What motivates members to ultimately invest?
They know that the projects are going to be seen and that taken all together, have a great potential of producing positive ROI. They decide: “Wow! I want to have my name on a project. I want to go on the set while the film is shooting. I want to attend the premiere. And I want to reap the potential rewards that occur when we release the film.”
Why do folks need to become members? Why can’t they just invest in your films?
First and foremost we are a member community, and we want people to approach it that way. Membership also enables us to defray costs that would otherwise be passed on to everyone in various forms. Part of the [membership fees] support the team we employ that’s continually reviewing A-level productions brought to us by A-level producers. And a significant portion is used for the events investors can attend.
What are the differences between your two levels of membership?
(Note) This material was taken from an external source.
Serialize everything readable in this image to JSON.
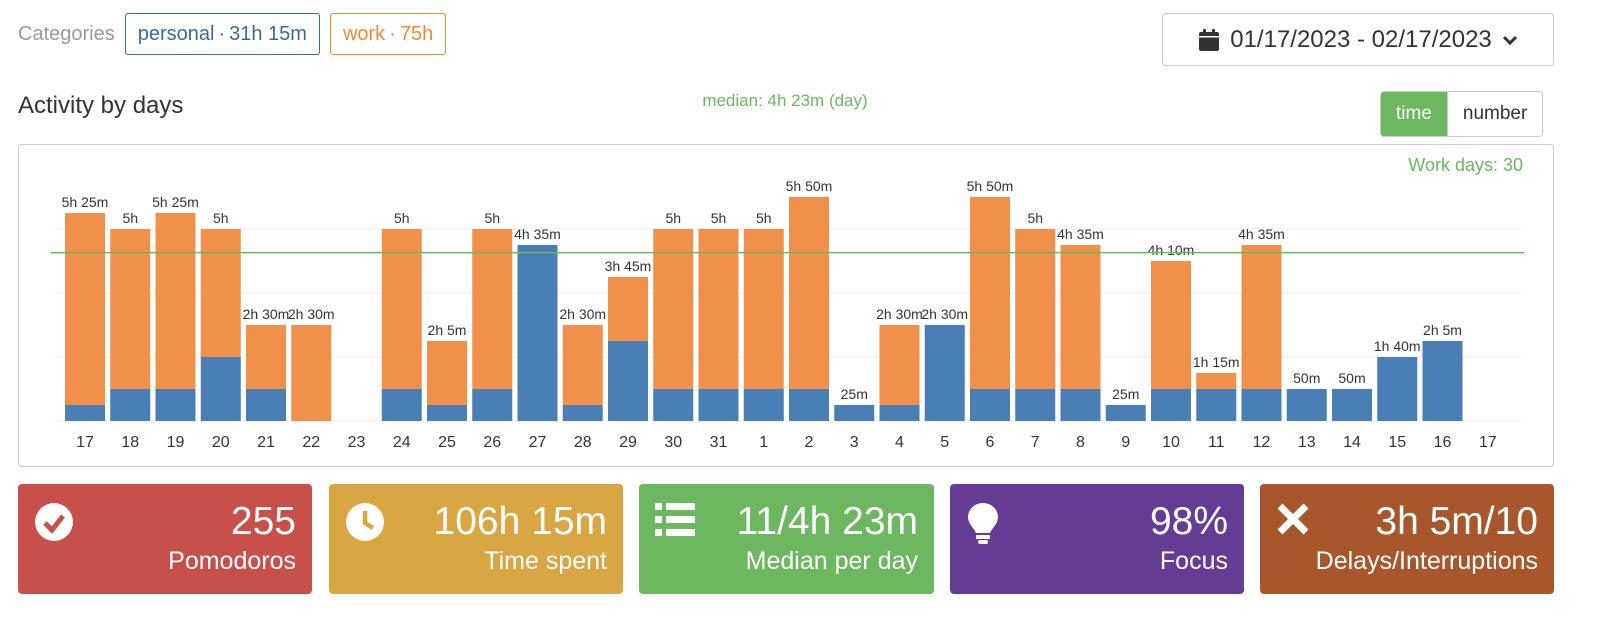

The lower priced membership allows people to invest in the slates of projects, be on set while the film is shooting and have their name [on-screen] in the end credits as an Altar Identity executive producer. The higher-level membership lets them attend [film festivals and additional] events like the Oscar viewing party that we do every year.
What happens after a potential investor submits your online form expressing interest? Is there ever face-to-face contact?
We speak with them in detail to see if this is appropriate for them. It isn’t for everyone.
Even if they have enough money to invest?
It’s not always about money. We still have to look at what their allocations are, what they’re attempting to achieve and see if it’s a fit. It’s not an ice cream store where everyone that makes it through the door gets an ice cream. I’ve had people contact me that are 90 years old! They’ve got all the money in the world, but this is not always most appropriate for them.
Why? Because at that age, their judgment may be impaired?
Well, that has to be a concern. It just isn’t prudent. I spent much of my life in the securities industry, and having money doesn’t mean you’ve got the emotional wherewithal to be investing in something that’s an alternative asset. Having money doesn’t mean you’re sophisticated.
Do you have a release date and distributor for “Big Stone Gap”?
We’re working that out right now. We think it will probably be released at the end of this summer. We’re in the midst of negotiations for the best plan for global distribution.
How do you forecast what types of movies will be appealing to audiences two or three years in the future?
We do analyses of all the major studios’ release schedules. And we’re continually looking at what’s being picked up and released. We look at changes in consumer patterns.
Do you like movies now as much as you did before you set foot in the business?
I really like it when things are done in an incredibly disciplined manner and you get what you were looking to achieve at the outset.
You’ve mentioned “discipline” a number of times in this interview. Were you ever in the military?
No, but I was raised on a farm in Minnesota. Trust me, farm kids know discipline.